D’aucuns s’expriment ainsi également sur les conditions d’exploitation des animaux, sur le plan éthique et juridique. En effet, le Collectif Lescout ajoute à ses remarques que : « La réglementation impose des superficies pour les parcours des poules en élevage « plein air ». Or, le passage du bâtiment P1 en plein air utilise déjà toute la superficie disponible à cet effet. Il ne reste donc plus d’espace pour les parcours des poules du bâtiment en cours de construction ».

En plus d’être illégale, au regard du Collectif, l’autorisation par la Préfecture de l’extension du poulailler industriel ouvrirait la voie à une augmentation du nombre de poules sans pouvoir garantir des conditions de traitement suffisantes selon la réglementation, sans parler du respect de la sensibilité animale incompatible avec la vision industrielle.

élevage de poules en cages 2018 @Wikicommons/L214

Si l’éleveur se défend de vouloir ajouter de nouvelles poules pondeuses, précisant que l’agrandissement de son bâtiment n’impliquera pas d’animaux supplémentaires, les habitants se considèrent en droit de s’inquiéter étant donné la tournure qu’a pris l’évolution du lieu en quelques décennies. En 1970, le poulailler qui accueillait quelques individus passe soudainement – avec, déjà autrefois, l’aval de la Préfecture – à 14 000 poules. En 1990, dans la ferveur de l’industrialisation, elle se met à échelle intensive avec 60 000 poules, puis 100 000, pour atteindre près de 200 000 animaux actuellement. 
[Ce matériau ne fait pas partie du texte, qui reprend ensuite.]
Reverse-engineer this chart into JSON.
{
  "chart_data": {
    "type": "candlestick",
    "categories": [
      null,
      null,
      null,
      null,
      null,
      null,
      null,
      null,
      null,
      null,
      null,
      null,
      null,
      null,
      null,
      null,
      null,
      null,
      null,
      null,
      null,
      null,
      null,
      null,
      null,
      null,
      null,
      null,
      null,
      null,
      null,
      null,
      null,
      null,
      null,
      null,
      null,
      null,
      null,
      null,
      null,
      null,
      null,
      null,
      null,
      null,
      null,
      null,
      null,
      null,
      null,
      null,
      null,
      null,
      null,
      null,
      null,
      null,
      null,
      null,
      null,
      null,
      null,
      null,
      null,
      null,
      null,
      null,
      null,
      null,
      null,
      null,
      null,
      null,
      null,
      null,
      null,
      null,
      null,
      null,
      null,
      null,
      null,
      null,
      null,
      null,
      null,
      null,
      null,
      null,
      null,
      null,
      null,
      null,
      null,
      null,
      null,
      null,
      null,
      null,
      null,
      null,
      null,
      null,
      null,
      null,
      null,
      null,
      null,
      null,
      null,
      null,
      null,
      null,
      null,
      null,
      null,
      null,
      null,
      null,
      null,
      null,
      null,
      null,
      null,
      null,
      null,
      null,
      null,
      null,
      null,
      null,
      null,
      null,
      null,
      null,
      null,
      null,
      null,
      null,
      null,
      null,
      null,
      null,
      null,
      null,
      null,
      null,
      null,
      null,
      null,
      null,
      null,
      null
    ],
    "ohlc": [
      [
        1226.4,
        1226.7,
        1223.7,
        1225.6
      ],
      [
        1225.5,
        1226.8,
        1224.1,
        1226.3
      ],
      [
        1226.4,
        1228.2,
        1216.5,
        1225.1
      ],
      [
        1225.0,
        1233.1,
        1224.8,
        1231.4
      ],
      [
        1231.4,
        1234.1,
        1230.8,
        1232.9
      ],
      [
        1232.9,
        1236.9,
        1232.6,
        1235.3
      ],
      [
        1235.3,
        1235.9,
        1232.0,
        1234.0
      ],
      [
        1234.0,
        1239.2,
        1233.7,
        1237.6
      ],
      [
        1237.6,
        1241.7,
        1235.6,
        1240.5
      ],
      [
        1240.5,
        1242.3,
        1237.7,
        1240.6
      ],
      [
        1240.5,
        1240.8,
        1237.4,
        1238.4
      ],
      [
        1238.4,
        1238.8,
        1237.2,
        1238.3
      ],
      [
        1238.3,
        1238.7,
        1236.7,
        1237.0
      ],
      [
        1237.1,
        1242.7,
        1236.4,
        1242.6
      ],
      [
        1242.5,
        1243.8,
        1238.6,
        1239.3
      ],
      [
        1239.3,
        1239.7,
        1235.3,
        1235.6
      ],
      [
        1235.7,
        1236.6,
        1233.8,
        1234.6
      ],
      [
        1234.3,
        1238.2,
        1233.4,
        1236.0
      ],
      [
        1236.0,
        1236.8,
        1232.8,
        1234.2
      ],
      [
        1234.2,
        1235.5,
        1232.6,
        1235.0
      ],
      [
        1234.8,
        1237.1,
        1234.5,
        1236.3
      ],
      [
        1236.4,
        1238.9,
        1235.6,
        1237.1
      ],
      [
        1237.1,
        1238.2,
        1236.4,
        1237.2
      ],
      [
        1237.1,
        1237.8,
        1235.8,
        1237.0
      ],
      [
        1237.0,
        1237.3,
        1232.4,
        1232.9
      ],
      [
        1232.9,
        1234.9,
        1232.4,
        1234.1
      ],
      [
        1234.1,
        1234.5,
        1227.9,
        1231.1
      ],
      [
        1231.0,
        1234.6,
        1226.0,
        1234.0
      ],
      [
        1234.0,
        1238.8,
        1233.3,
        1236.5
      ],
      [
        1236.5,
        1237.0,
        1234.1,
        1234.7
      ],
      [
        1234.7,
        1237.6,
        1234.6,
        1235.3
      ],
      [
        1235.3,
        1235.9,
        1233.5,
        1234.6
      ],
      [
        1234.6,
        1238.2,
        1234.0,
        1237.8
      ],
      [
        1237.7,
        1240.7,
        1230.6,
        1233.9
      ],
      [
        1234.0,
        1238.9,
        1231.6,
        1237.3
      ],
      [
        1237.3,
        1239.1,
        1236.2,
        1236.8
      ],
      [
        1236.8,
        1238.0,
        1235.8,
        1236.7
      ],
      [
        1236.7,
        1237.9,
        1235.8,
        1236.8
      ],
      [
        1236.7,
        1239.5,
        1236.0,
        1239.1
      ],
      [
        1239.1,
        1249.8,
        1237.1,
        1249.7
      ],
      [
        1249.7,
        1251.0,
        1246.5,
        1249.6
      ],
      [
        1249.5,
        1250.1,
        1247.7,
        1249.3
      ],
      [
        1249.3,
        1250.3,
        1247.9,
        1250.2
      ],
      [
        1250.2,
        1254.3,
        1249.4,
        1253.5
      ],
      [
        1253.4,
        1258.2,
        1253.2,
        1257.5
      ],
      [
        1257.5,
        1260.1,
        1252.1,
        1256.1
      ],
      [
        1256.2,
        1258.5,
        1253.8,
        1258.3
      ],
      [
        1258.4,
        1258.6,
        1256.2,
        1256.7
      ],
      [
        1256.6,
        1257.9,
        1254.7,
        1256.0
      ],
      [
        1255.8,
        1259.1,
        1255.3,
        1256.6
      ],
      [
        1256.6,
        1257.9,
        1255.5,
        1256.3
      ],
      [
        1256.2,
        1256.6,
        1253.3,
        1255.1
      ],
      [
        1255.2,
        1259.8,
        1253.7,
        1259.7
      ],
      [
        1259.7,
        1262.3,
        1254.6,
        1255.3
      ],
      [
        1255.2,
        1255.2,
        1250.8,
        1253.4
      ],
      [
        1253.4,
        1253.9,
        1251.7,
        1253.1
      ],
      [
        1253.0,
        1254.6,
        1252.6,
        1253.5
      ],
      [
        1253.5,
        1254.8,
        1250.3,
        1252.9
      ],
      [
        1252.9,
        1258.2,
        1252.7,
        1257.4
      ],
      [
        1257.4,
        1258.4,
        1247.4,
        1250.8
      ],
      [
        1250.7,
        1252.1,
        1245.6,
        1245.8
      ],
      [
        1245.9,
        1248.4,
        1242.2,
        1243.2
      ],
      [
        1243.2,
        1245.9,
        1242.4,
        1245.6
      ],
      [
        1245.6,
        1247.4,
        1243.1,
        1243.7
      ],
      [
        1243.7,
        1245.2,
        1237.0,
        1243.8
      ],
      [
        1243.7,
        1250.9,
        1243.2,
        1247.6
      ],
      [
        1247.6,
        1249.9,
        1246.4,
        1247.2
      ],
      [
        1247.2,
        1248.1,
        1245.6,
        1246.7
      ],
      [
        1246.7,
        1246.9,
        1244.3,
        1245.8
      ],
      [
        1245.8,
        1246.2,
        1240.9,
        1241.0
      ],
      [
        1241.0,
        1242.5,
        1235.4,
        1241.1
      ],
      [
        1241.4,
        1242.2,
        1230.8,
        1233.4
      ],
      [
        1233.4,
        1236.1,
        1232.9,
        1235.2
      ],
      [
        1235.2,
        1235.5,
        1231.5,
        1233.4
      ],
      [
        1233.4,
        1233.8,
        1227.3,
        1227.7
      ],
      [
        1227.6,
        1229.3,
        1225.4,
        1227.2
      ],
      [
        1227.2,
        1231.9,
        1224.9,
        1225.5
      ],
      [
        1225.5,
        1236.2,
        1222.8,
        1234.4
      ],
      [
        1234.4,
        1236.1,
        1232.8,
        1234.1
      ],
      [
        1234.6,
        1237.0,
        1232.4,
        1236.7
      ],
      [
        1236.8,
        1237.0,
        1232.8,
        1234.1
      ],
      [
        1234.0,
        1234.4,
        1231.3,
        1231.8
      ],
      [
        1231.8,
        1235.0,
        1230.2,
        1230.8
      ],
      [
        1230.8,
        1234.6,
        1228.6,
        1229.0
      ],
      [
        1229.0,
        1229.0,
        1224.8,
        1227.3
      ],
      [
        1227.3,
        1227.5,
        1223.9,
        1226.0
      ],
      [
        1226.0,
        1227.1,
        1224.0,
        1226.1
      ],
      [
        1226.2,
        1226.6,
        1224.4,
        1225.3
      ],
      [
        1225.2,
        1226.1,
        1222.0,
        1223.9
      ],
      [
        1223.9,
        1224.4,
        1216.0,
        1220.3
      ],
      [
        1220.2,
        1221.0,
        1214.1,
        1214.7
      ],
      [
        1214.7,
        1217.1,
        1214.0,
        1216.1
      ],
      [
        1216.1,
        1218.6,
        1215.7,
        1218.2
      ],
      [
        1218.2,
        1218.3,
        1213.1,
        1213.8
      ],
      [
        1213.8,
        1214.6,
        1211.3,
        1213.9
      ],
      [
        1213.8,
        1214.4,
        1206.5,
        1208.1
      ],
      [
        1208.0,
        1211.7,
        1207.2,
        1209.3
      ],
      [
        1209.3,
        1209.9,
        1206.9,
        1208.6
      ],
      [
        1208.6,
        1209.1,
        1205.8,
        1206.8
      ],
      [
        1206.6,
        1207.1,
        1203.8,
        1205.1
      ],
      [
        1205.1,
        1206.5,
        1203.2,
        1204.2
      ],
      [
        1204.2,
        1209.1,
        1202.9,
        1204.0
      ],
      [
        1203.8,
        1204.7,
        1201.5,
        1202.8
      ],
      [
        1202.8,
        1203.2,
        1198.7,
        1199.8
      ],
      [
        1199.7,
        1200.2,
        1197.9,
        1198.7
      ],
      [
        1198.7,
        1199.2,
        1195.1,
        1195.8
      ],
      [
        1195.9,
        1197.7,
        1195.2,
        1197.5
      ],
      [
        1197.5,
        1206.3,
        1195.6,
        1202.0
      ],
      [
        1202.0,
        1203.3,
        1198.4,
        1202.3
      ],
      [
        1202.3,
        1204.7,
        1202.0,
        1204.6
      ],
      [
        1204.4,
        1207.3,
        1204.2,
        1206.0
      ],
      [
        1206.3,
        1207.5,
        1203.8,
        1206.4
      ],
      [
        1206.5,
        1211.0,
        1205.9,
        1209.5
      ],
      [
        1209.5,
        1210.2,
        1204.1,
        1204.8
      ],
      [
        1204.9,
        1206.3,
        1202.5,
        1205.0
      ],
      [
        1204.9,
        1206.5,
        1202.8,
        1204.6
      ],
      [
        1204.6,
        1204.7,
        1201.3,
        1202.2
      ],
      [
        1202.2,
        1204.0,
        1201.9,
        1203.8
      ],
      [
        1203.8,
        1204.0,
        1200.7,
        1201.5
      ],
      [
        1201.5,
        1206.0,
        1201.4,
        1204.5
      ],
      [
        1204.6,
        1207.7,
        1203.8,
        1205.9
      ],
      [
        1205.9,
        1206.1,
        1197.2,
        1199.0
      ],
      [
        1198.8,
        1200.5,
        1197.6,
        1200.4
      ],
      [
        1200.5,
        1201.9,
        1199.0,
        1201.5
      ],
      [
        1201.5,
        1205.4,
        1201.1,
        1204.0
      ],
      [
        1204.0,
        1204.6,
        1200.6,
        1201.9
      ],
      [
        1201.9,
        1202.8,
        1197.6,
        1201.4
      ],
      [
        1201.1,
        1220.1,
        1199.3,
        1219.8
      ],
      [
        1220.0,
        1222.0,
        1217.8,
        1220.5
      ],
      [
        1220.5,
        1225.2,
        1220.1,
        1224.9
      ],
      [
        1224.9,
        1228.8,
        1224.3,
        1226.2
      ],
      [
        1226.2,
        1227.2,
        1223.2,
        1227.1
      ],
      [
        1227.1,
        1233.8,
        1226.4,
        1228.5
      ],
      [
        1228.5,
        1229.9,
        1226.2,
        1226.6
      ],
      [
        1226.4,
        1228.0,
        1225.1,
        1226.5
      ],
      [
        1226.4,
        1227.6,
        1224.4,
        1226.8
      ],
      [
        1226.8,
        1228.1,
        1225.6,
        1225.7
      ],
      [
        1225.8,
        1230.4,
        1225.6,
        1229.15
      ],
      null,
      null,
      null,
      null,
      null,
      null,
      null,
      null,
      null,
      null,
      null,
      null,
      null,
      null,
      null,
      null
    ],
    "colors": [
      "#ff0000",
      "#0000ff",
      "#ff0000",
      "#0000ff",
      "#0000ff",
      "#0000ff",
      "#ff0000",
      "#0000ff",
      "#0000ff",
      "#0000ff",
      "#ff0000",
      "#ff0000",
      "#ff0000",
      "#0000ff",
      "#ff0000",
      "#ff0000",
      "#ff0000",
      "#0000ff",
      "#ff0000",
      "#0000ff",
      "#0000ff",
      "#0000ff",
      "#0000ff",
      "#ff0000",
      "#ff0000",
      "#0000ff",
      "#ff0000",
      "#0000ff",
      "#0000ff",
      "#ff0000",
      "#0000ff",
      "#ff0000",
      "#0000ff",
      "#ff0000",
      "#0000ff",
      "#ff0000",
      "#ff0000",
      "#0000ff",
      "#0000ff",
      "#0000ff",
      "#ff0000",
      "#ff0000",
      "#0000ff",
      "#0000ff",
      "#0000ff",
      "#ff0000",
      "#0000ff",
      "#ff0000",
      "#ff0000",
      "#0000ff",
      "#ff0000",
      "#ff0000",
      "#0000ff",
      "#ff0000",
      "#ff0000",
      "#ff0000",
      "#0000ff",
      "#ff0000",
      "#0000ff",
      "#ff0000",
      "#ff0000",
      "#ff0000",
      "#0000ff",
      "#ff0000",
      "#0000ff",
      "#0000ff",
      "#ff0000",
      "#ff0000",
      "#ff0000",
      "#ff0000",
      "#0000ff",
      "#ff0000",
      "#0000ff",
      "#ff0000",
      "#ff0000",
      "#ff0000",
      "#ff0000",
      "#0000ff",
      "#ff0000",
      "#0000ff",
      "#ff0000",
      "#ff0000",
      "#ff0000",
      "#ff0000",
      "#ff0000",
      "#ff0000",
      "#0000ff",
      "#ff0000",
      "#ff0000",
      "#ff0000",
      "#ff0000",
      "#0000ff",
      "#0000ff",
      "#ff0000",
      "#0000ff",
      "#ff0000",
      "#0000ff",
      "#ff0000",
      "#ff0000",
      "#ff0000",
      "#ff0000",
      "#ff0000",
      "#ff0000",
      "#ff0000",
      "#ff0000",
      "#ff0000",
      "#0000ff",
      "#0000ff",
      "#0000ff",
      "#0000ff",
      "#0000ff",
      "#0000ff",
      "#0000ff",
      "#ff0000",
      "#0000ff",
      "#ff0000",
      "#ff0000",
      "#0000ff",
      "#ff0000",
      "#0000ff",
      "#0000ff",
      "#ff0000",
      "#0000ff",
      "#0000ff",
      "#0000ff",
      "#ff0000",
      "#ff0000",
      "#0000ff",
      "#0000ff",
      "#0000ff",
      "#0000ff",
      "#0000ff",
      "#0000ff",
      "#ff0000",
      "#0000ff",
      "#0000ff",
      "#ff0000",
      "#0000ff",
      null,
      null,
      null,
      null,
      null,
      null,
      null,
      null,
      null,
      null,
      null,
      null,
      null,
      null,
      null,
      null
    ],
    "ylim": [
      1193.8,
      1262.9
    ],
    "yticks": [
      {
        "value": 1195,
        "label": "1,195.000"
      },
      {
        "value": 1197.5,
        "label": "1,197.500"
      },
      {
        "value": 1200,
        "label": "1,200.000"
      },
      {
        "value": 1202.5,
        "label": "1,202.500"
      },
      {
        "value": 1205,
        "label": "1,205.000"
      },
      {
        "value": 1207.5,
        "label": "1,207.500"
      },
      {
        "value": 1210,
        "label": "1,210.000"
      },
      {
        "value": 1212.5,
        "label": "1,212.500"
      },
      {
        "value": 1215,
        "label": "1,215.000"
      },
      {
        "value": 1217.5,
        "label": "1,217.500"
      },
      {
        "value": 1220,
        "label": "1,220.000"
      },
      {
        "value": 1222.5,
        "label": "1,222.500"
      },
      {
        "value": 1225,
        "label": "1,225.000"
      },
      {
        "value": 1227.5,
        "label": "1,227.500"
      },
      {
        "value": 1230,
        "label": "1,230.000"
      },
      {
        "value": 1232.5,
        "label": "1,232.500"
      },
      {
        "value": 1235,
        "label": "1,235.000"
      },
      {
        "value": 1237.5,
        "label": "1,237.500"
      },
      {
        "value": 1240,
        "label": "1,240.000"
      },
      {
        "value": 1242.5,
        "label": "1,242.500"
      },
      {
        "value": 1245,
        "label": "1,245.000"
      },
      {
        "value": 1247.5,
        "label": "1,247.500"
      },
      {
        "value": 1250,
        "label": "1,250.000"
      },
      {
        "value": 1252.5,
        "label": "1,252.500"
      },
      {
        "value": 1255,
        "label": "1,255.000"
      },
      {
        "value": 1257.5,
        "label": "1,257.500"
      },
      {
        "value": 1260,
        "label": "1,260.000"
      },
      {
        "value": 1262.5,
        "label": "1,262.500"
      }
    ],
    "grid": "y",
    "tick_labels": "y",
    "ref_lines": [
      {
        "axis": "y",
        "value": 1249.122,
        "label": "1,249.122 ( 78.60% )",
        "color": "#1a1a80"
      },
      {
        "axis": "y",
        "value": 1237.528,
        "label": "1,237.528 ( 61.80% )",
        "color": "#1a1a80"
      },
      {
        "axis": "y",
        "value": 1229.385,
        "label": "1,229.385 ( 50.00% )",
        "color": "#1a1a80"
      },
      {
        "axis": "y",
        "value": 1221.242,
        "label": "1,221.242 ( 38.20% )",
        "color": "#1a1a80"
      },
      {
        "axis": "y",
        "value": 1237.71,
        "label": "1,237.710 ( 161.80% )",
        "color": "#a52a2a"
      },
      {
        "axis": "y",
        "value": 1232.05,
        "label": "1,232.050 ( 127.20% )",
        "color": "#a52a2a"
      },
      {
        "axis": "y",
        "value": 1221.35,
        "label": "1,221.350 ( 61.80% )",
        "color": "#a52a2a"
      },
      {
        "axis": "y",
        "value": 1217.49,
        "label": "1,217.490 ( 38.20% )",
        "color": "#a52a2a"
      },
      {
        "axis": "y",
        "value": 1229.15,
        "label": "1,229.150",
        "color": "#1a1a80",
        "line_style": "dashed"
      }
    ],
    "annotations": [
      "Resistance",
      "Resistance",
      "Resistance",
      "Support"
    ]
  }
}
Partout, des communes, villages, régions, doivent faire face aux abus d’une ère industrielle toute permise et valorisée par le paradigme de la croissance économique, ses injonctions à la productivité et les préceptes de la mondialisation commerciale. Parmi les cas emblématiques de mépris des effets sur l’environnement et la santé par les modes de production industriels, figure le scandale des algues vertes de Bretagne mettant en cause les nombreux élevages porcins de la région, autrefois également considérés comme inoffensifs…

Manque d’études, de données, de prélèvements, ou de conclusions courageuses en faveur du principe fondamental de précaution exposent ces riverains à  la mise en danger de leur santé. « Mieux vaut prévenir que guérir » se refuse à entendre la Préfecture qui, pensant porter le projet d’une entreprise autrefois familiale, protège et alimente en réalité, indirectement, un modèle d’élevage proprement délétère. 

– S.H


Sources :

Le Collectif de Lescout regroupe deux organisations locales (le collectif des habitants de Lescout et L’ASSESA), une association départementale de protection de l’environnement (l’UPNET FNE81), un syndicat agricole (la Confédération Paysanne du Tarn). Son action est soutenue par les groupes locaux de LFI 81 et EELV, ATTAC, Respirons 81, les Coquelicots du Vaurais, Confluences, Tarn Alternatives et Autogestion, La Demeure Historique, Citoyens pour le Climat Castres, InPACT Occitanie.